Probe Cadence What fires
f/infra_health/daily_infra_health Hourly Per-PVC Longhorn backup age (against the label group's expected schedule), per-CNPG cluster last-base-backup age
f/infra_health/rancher_backup_check Daily 01:30 Rancher Backup CR age + error state
f/infra_health/gitlab_backup_health Daily 01:30 GitLab backup-utility tarball age, gitlab-toolbox pod state, group-runner status
garage_offsite_backup self-metrics Per-run garage_offsite_backup_success, pairs_ok, pairs_failed pushed to Pushgateway
PV_DELETE_POLICY_WITHOUT_BACKUP_STRATEGY Continuous Any Delete-policy PV without a backup label group or an explicit Windmill snapshot allowlist

The last guard is the most important: it makes "this PVC has no backup path" a Prometheus alert rather than a discovery made at restore time. See Storage → PV Reclaim Policy for the cross-check.

Recovery Targets

The four layers translate into different recovery characteristics per data class. These are design targets, not hard guarantees, and they assume the destination hardware is itself healthy (a corrupt Garage cluster doesn't get you to L1).

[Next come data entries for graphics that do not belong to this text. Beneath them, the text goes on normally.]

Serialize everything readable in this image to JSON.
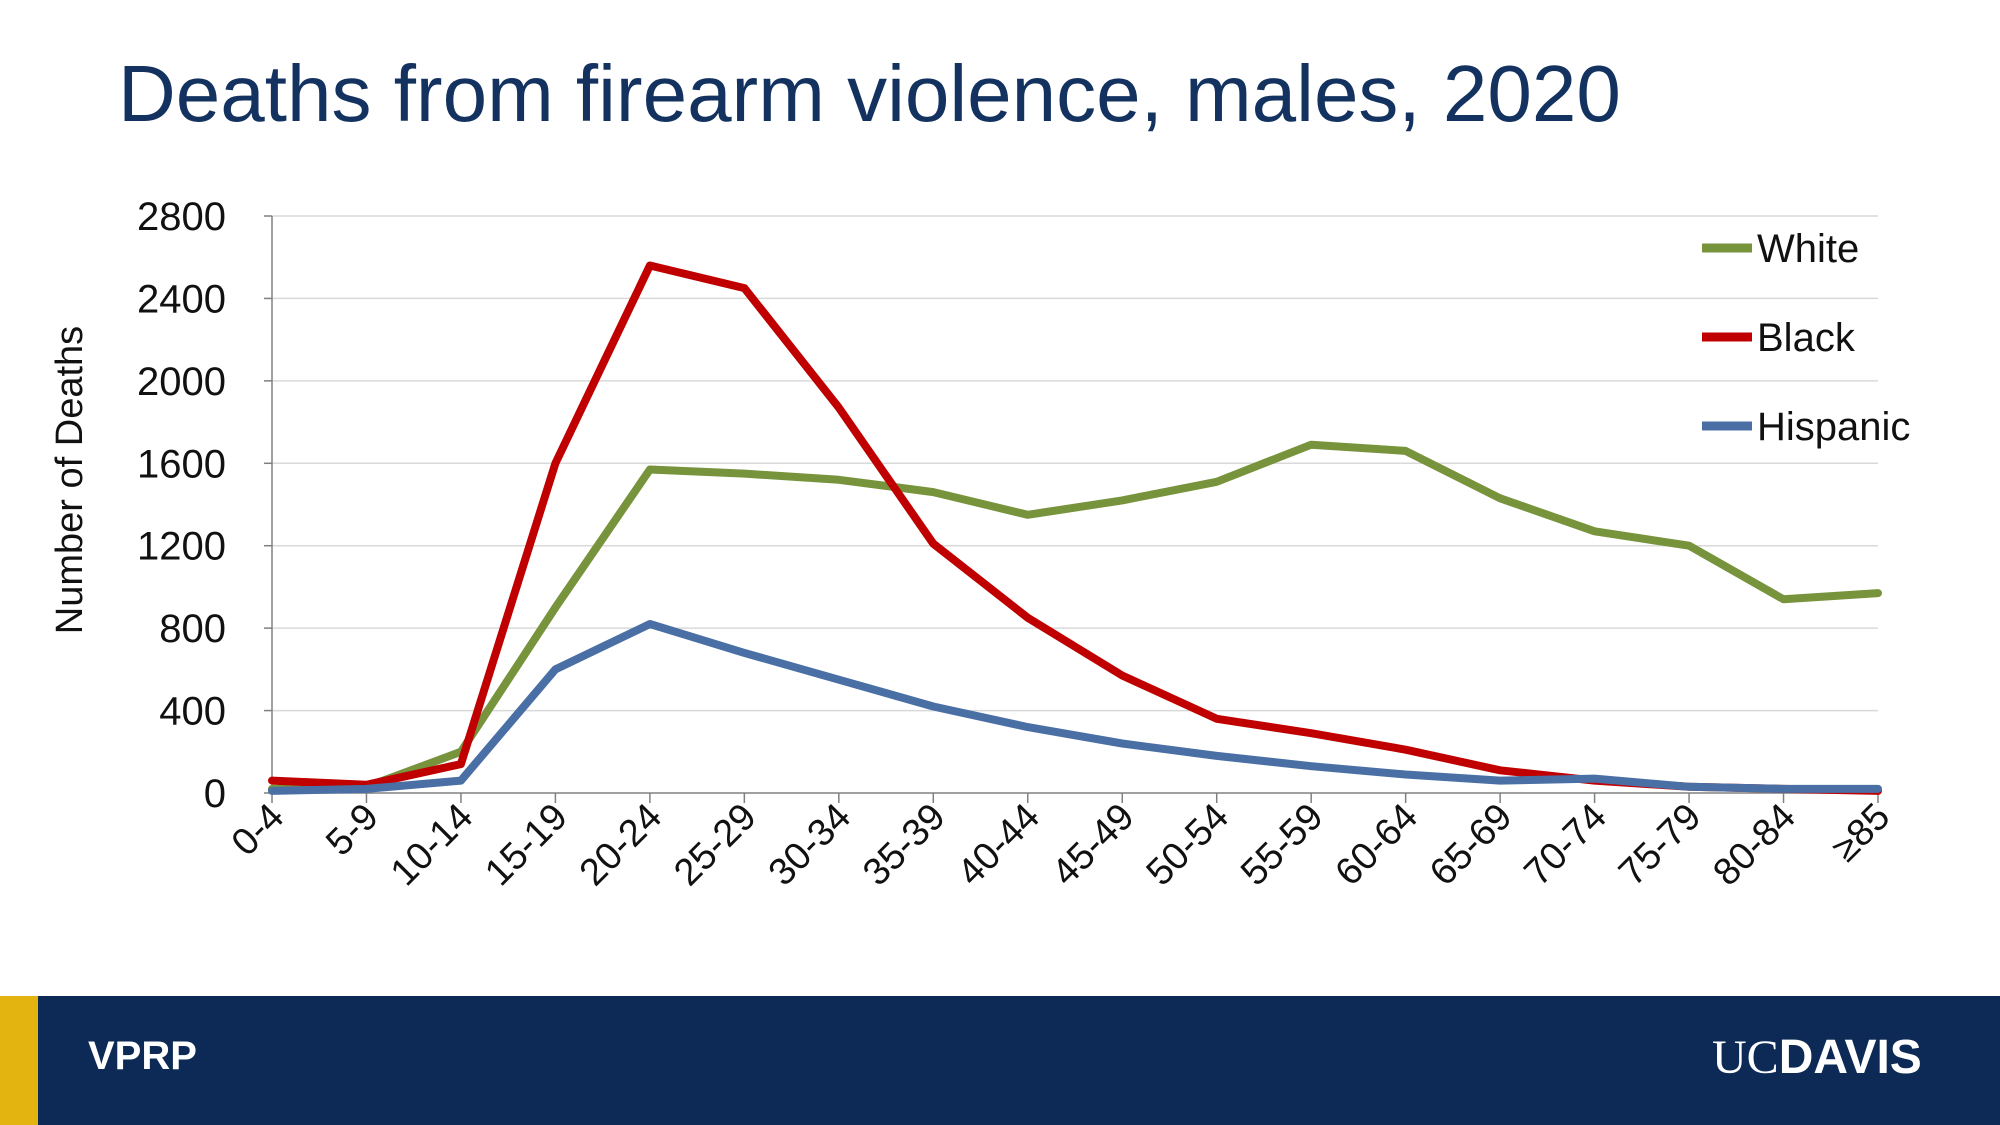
{
  "slide": {
    "title": "Deaths from firearm violence, males, 2020"
  },
  "footer": {
    "left_label": "VPRP",
    "logo_uc": "UC",
    "logo_davis": "DAVIS",
    "bar_color": "#0c2a55",
    "accent_color": "#e3b40f"
  },
  "chart_data": {
    "type": "line",
    "title": "Deaths from firearm violence, males, 2020",
    "xlabel": "",
    "ylabel": "Number of Deaths",
    "ylim": [
      0,
      2800
    ],
    "yticks": [
      0,
      400,
      800,
      1200,
      1600,
      2000,
      2400,
      2800
    ],
    "grid": true,
    "legend_position": "top-right",
    "categories": [
      "0-4",
      "5-9",
      "10-14",
      "15-19",
      "20-24",
      "25-29",
      "30-34",
      "35-39",
      "40-44",
      "45-49",
      "50-54",
      "55-59",
      "60-64",
      "65-69",
      "70-74",
      "75-79",
      "80-84",
      "≥85"
    ],
    "series": [
      {
        "name": "White",
        "color": "#77933c",
        "values": [
          20,
          30,
          200,
          900,
          1570,
          1550,
          1520,
          1460,
          1350,
          1420,
          1510,
          1690,
          1660,
          1430,
          1270,
          1200,
          940,
          970
        ]
      },
      {
        "name": "Black",
        "color": "#c00000",
        "values": [
          60,
          40,
          140,
          1600,
          2560,
          2450,
          1870,
          1210,
          850,
          570,
          360,
          290,
          210,
          110,
          60,
          30,
          20,
          10
        ]
      },
      {
        "name": "Hispanic",
        "color": "#4a6fa5",
        "values": [
          10,
          20,
          60,
          600,
          820,
          680,
          550,
          420,
          320,
          240,
          180,
          130,
          90,
          60,
          70,
          30,
          20,
          20
        ]
      }
    ]
  }
}
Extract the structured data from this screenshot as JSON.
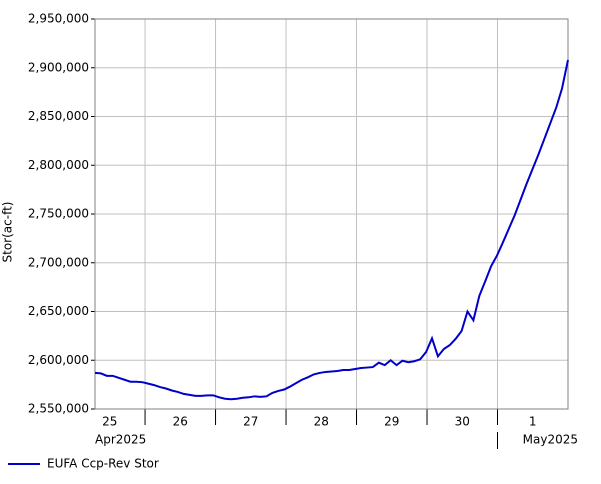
{
  "chart_data": {
    "type": "line",
    "y_label": "Stor(ac-ft)",
    "x_day_labels": [
      "25",
      "26",
      "27",
      "28",
      "29",
      "30",
      "1"
    ],
    "x_period_labels": [
      "Apr2025",
      "May2025"
    ],
    "ylim": [
      2550000,
      2950000
    ],
    "yticks": [
      {
        "value": 2550000,
        "label": "2,550,000"
      },
      {
        "value": 2600000,
        "label": "2,600,000"
      },
      {
        "value": 2650000,
        "label": "2,650,000"
      },
      {
        "value": 2700000,
        "label": "2,700,000"
      },
      {
        "value": 2750000,
        "label": "2,750,000"
      },
      {
        "value": 2800000,
        "label": "2,800,000"
      },
      {
        "value": 2850000,
        "label": "2,850,000"
      },
      {
        "value": 2900000,
        "label": "2,900,000"
      },
      {
        "value": 2950000,
        "label": "2,950,000"
      }
    ],
    "grid": true,
    "legend": "bottom-left",
    "series": [
      {
        "name": "EUFA Ccp-Rev Stor",
        "color": "#0000cc",
        "values": [
          2587000,
          2586500,
          2584000,
          2584000,
          2582000,
          2580000,
          2578000,
          2578000,
          2577500,
          2576000,
          2574500,
          2572500,
          2571000,
          2569000,
          2567500,
          2565500,
          2564500,
          2563500,
          2563500,
          2564000,
          2564000,
          2562000,
          2560500,
          2560000,
          2560500,
          2561500,
          2562000,
          2563000,
          2562500,
          2563000,
          2566500,
          2568500,
          2570000,
          2573000,
          2576500,
          2580000,
          2582500,
          2585500,
          2587000,
          2588000,
          2588500,
          2589000,
          2590000,
          2590000,
          2591000,
          2592000,
          2592500,
          2593000,
          2597500,
          2595000,
          2600000,
          2595000,
          2599500,
          2598000,
          2599000,
          2601000,
          2608500,
          2622500,
          2604000,
          2611500,
          2615500,
          2622000,
          2630000,
          2650000,
          2641000,
          2666000,
          2681000,
          2696500,
          2707500,
          2721000,
          2735000,
          2749000,
          2765000,
          2781000,
          2796000,
          2811000,
          2827000,
          2843000,
          2859000,
          2879000,
          2908000
        ]
      }
    ]
  }
}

Data class Fast restore (RPO / RTO) Off-site restore (RPO / RTO)
Block PVCs (Longhorn) Snapshot interval (≤ 1 week) / minutes Daily L2/L3 / hours (rclone pull + Longhorn restore)
PostgreSQL (CNPG) WAL gap (seconds) / minutes (PITR from local Barman cache) WAL gap / hours (Barman bootstrap from B2)
GitLab object stores Daily backup-utility / 1–2 h Daily L2/L3 / a working day end-to-end
Rancher cluster config Daily / minutes Daily L2/L3 / minutes (the dumps are small)
Network / config snapshots Daily / minutes (paste a config back) Daily L2/L3 / minutes

The deliberately worst-case end-to-end story — "lose the entire on-prem site and recover from B2 + SFTP alone" — is the one this architecture is engineered to make merely tedious, rather than impossible.